An injured Queen : ces mots, qui servent de titre au livre de M. Melville, sont l’épitaphe que Caroline elle-même a désiré faire graver sur son tombeau. Ils ne signifient pas seulement : « une reine injuriée, outragée, « mais bien quelque chose comme : « une reine qui a été privée de ses droits. » C’est assez dire que l’intention du biographe a été de réhabiliter la princesse de Galles, en prouvant la fausseté absolue des accusations au moyen desquelles ses ennemis ont tâché à la « priver de ses droits. » Mais il ne résulte aucunement de là que M. Melville ait voulu nous faire admirer la figure de cette princesse, injustement accusée. Son livre nous la montre telle qu’elle était, avec d’éminentes qualités de cœur unies à l’énergie la plus indomptable, mais aussi avec toute sorte de défauts dans l’intelligence et le caractère qui ont de quoi nous expliquer, au moins en partie, ce qu’on pourrait prendre d’abord pour un acharnement exceptionnel du sort à son endroit. Et si personne, assurément, ne s’avisera plus maintenant de juger criminelle la conduite de la femme de George IV, bien des lecteurs s’étonneront de l’étrange hasard qui a soudain transporté au milieu de l’une des cours les plus raffinées de l’Europe une princesse beaucoup plus « provinciale » encore, et moins « royale, » que la pauvre Anne de Clèves, cette autre « reine privée de ses droits. »

Presque tout le second volume de l’ouvrage de M. Lewis Melville est consacré au récit du séjour de Caroline hors d’Angleterre, de sa rentrée à Londres et de son procès devant la Chambre des Lords. Avec sa précision et sa clarté habituelles, le biographe s’attache à nous démontrer que les témoignages apportés d’Italie contre la princesse ne sauraient avoir aucune valeur, étant manifestement les résultats d’un véritable complot ourdi par des agens dénués de scrupule, et qui exploitaient à leur profit l’aveugle crédulité du mari de l’accusée. Il est sûr que ces témoignages d’anciens serviteurs, même quand leur fausseté n’est pas formellement établie, ont une odeur et un son des plus déplaisans. Une reprise du procès devant la Chambre des Communes aurait sûrement achevé de mettre en lumière l’origine suspecte de ces dénonciations ; et c’est sans doute ce qu’ont voulu éviter les ministres, en retirant leur bill. Mais la preuve parfaite, irréfutable, de l’innocence de Caroline, sur ce chapitre de ses relations avec Pergami, nous la trouvons surtout dans l’attitude incessante de l’accusée à l’égard des griefs allégués contre elle.
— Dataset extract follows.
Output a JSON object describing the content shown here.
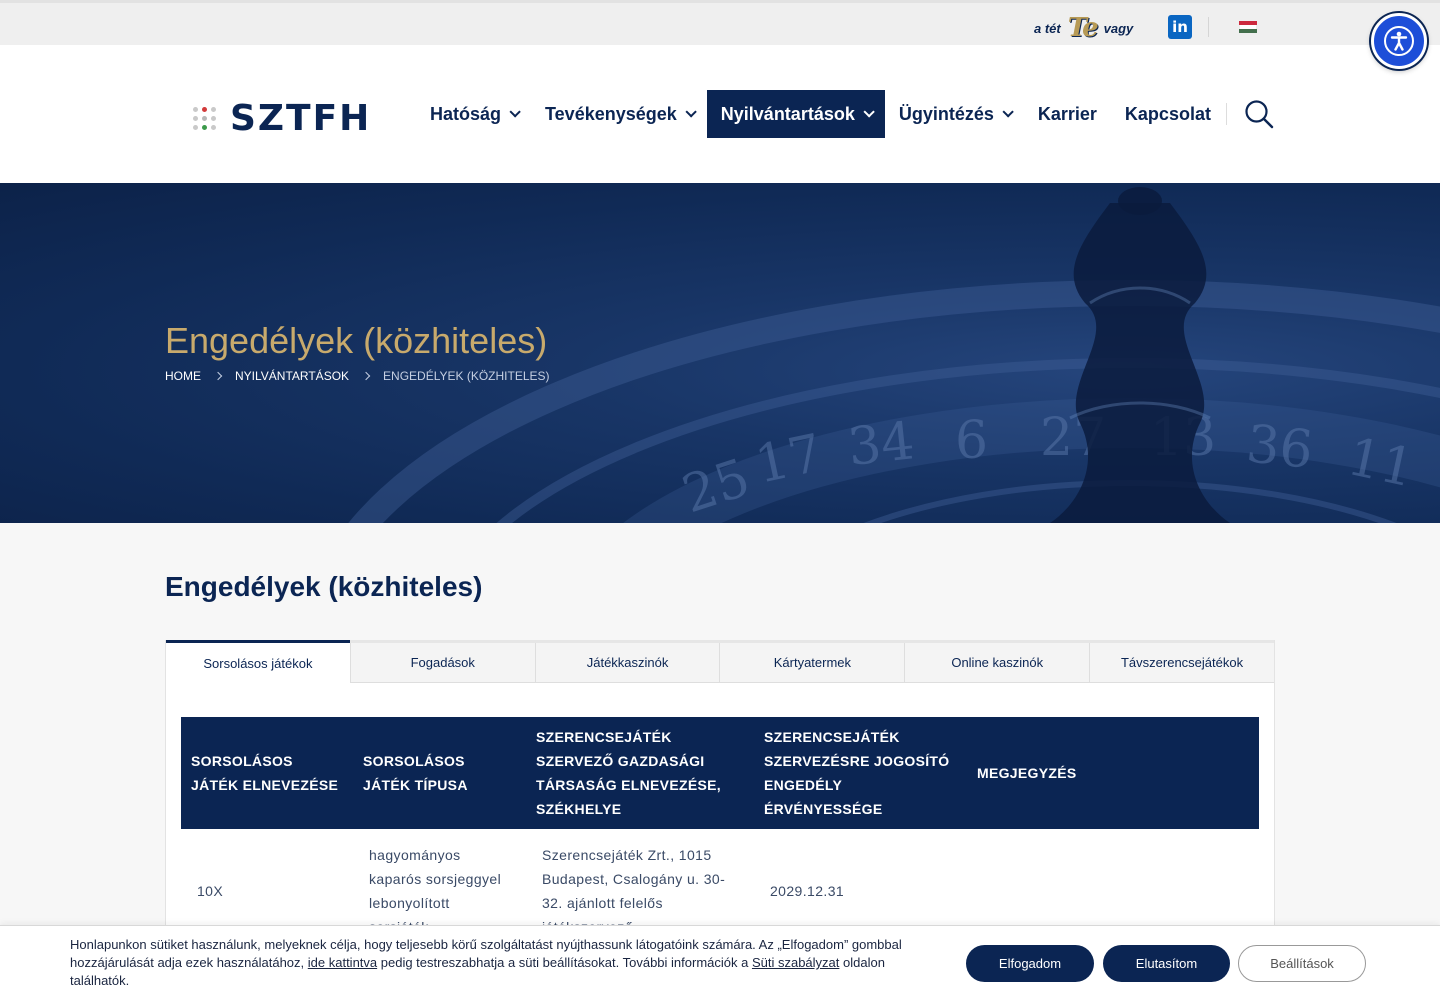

Il y a là, dans ses lettres comme dans ses confidences verbales, un ton de surprise, puis d’indignation, et puis de dénégation tranquille et obstinée qui serait impossible à feindre, même pour la comédienne la plus habile ; et au contraire il se trouve que nous avons devant nous une femme dont le trait le plus frappant, — comme aussi le plus fâcheux, — est une impuissance singulière à garder jamais pour soi l’ombre d’un secret !

D’un bout à l’autre de sa carrière, en effet, Caroline est invitée par ses parens, puis par lord Malmesbury et par tous ses conseillers anglais à ne pas s’en aller répétant les secrets qu’on lui a confiés, ou encore à ne pas confier ses propres secrets au premier venu ; mais rien de tout cela n’agit sur ce tempérament de vieille Franlein expansive et bavarde. Comment ne se serait-elle pas trahie d’un mot ou d’un geste, si vraiment elle avait poussé la folie jusqu’à compromettre ses chères revendications politiques, — sans parler de son honneur et de sa dignité personnelle, — en devenant la maîtresse de l’ancien courrier aux larges bottes et aux boucles d’oreilles ? Comment supposer qu’une femme de cette espèce, si vraiment elle s’était oubliée jusqu’à recevoir dans ses bras le superbe gaillard qu’était Pergami, n’aurait pas éprouvé aussitôt le besoin de s’en vanter à l’un ou à l’autre de ces nombreux amis qu’elle ne cessait pas d’inviter à venir la rejoindre ?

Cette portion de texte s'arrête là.